Interestingly, when I visited the IP address of the two connections above, I found a Tor exit router:
This means that it is virtually impossible to track down who is responsible due to the anonymity-preserving quality of Tor exit routers. Tor exit nodes have poor reputations due to the havoc they wreak. Site owners are split on whether to block Tor entirely, but some see the value of allowing anonymous traffic to hit their servers. In NewsBlur’s case, because NewsBlur is a home of free speech, allowing users in countries with censored news outlets to bypass restrictions and get access to the world at large, the continuing risk of supporting anonymous Internet traffic is worth the cost.

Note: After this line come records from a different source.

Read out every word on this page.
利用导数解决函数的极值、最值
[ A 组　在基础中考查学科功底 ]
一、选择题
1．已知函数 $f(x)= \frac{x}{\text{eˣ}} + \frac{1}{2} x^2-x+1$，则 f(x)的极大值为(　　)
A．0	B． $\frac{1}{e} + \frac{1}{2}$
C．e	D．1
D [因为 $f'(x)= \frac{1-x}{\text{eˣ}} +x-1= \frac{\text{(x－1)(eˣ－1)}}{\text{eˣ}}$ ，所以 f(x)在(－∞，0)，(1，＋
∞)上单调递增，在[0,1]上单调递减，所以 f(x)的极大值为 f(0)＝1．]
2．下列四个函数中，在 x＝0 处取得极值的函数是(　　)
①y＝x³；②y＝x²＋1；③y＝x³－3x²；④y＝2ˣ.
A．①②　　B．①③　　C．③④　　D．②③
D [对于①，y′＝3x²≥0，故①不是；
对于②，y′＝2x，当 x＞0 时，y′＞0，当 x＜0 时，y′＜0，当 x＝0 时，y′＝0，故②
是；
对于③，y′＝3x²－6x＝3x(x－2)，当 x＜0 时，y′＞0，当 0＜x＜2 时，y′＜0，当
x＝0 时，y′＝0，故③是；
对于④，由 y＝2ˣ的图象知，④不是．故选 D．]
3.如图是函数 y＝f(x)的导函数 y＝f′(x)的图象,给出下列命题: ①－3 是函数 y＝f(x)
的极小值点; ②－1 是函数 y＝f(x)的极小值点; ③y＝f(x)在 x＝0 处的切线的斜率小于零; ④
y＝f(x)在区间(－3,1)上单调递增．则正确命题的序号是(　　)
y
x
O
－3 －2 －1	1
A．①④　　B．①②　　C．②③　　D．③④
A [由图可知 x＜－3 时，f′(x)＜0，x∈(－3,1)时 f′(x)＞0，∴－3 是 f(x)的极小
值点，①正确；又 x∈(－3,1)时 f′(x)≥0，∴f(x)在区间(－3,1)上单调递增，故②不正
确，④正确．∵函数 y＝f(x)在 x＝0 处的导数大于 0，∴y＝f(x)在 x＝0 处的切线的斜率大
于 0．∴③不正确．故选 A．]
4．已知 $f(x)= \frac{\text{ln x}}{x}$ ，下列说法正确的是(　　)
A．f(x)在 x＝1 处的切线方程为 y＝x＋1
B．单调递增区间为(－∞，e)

Of course, being in support of free speech and providing enhanced ways to access speech comes at a cost. So for NewsBlur to continue serving traffic to all of its worldwide readers, several changes have to be made.
The first change is the one that, ironically, we were in the process of moving to. A VPC, a virtual private cloud, keeps critical servers only accessible from others servers in a private network. But in moving to a private network, I need to migrate all of the data off of the publicly accessible machines. And this was the first step in that process.
The second change is to use database user authentication on all of the databases. We had been relying on the firewall to provide protection against threats, but when the firewall silently failed, we were left exposed. Now who’s to say that this would have been caught if the firewall failed but authentication was in place. I suspect the password needs to be long enough to not be brute-forced, because eventually, knowing that an open but password protected DB is there, it could very possibly end up on a list.
Lastly, a change needs to be made as to which database users have permission to drop the database. Most database users only need read and write privileges. The ideal would be a localhost-only user being allowed to perform potentially destructive actions. If a rogue database user starts deleting stories, it would get noticed a whole lot faster than a database being dropped all at once.
But each of these is only one piece of a defense strategy. As this well-attended Hacker News thread from the day of the hack made clear, a proper defense strategy can never rely on only one well-setup layer. And for NewsBlur that layer was a allowlist-only firewall that worked perfectly up until it didn’t.
As usual the real heros are backups. Regular, well-tested backups are a necessary component to any web service. And with that, I’ll prepare to launch the big NewsBlur redesign later this week.